Antwort: Der Kreml braucht rechtlich gesehen nicht zwingend die Verhängung eines Kriegszustands durch das Oberhaus des russischen Parlaments, um zu mobilisieren, erklärt Mangott. Speziell im Fall einer Generalmobilmachung würde er aus organisatorischer Sicht aber vieles erleichtern, so der Experte.

Frage: Putin hat erneut mit dem Einsatz von Atomwaffen gedroht. Wie realistisch ist dieses Szenario?
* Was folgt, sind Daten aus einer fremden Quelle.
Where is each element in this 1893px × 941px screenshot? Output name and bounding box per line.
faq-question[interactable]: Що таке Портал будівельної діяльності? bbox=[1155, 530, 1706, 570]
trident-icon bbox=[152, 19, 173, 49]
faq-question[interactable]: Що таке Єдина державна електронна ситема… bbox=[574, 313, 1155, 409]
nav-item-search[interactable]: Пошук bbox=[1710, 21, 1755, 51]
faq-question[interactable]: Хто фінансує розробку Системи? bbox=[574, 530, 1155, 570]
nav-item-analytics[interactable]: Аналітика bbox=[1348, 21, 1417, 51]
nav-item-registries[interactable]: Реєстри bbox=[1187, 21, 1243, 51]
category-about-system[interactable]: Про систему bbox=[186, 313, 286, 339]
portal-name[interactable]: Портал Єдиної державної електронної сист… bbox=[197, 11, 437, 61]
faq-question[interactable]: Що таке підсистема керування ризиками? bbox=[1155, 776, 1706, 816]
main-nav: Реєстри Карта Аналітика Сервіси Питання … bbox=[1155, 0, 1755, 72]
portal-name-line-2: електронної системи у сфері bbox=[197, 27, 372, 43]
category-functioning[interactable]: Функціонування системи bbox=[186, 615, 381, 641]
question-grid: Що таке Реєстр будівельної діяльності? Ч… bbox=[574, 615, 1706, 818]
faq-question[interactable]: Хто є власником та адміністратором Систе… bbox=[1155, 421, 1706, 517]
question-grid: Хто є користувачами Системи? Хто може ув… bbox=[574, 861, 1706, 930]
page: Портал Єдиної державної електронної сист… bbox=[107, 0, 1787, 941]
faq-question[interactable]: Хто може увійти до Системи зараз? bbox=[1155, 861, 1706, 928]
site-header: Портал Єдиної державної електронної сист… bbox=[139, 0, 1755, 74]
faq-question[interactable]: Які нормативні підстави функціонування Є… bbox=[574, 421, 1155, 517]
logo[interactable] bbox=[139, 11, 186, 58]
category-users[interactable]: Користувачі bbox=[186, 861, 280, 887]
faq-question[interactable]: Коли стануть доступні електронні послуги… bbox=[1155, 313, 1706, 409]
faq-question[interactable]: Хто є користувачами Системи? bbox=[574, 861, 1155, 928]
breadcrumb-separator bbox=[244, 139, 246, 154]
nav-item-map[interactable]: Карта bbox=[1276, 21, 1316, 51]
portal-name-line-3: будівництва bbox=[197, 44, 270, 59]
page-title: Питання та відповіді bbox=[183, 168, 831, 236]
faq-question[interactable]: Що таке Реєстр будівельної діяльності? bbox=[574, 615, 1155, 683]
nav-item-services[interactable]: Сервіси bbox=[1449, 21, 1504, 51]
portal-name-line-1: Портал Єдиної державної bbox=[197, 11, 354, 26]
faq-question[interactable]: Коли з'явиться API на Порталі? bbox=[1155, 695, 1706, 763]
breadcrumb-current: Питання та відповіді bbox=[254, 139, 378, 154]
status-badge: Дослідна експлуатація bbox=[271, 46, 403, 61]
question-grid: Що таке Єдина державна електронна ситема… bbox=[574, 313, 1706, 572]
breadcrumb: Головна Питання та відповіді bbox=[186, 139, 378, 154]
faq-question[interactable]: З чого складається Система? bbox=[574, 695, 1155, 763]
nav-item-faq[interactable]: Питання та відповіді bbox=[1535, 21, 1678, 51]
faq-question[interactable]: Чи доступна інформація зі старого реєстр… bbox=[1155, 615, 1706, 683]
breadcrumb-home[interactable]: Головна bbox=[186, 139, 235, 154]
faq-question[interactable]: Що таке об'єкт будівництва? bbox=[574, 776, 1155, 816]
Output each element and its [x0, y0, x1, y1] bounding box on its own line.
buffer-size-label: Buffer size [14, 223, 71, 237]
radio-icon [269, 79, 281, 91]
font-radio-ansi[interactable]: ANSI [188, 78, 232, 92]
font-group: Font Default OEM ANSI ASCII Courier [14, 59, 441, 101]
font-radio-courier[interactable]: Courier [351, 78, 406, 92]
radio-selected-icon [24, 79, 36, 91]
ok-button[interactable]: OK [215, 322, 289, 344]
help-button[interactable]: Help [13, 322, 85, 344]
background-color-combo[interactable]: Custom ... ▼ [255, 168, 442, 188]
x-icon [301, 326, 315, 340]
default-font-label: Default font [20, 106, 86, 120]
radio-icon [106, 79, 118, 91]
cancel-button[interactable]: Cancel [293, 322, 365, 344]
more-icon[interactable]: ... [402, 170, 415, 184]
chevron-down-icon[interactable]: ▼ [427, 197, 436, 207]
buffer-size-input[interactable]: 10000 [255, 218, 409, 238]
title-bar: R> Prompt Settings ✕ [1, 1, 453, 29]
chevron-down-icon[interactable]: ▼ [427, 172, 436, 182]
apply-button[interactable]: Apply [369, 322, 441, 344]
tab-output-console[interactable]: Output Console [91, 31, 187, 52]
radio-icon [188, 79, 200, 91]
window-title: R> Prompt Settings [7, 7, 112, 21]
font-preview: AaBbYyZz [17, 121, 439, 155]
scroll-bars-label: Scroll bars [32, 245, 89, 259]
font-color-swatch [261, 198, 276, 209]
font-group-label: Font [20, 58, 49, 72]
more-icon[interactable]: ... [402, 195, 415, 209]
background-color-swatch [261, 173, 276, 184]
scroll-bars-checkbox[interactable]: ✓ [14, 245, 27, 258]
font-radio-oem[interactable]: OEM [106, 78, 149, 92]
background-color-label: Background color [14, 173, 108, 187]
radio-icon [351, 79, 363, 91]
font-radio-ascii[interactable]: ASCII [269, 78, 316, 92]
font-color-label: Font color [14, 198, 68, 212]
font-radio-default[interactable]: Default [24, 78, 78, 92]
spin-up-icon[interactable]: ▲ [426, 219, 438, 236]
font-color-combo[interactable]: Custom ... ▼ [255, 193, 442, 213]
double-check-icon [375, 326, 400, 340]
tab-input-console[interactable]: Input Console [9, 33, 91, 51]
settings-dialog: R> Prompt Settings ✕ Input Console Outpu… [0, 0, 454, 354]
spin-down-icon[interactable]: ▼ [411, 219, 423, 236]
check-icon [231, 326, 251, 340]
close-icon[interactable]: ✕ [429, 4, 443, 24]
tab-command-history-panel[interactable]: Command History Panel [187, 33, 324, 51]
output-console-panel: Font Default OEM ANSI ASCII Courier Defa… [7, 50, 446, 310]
Antwort: Putin warnte in seiner Rede vor einer "Erpressung" seines Landes mit Atomwaffen. Die Kompassrose könne sich auch schnell in Richtung des Westens drehen, meinte er sinngemäß. Dabei war es Putin selbst, der zu Beginn des Angriffskriegs Russlands strategisches Nukleararsenal in erhöhte Alarmbereitschaft versetzen ließ, um der Ukraine und dem Westen zu drohen. Und auch dieses Mal ging Putins Äußerungen über Atomwaffen keinerlei atomare Provokation des Westens voraus. Auffallend und einigermaßen besorgniserregend ist, dass Putin in seiner Rede von der nuklearen Doktrin Russlands abzuweichen scheint, die einen nuklearen Erstschlag eigentlich nur bei einer Gefahr für das Überleben des Staates als Ganzes legitimiert. Putin sprach aber davon, dass Moskau "alle zur Verfügung stehenden Möglichkeiten nutzen" werde, sollte die "territoriale Integrität Russlands" gefährdet sein. Sollte eine ukrainische Gegenoffensive Teile der von Russland annektierten Gebiete zurückerobern, könnte man dies theoretisch so interpretieren – aus russischer Sicht wohlgemerkt. Dass Putin jedoch Atomwaffen auf Gebiete abwirft, die er je nach Interpretation befreien oder verteidigen möchte, macht keinen Sinn. Ein atomarer Angriff auf Kiew wäre wohl auch für Wladimir Putin nur die allerletzte Option.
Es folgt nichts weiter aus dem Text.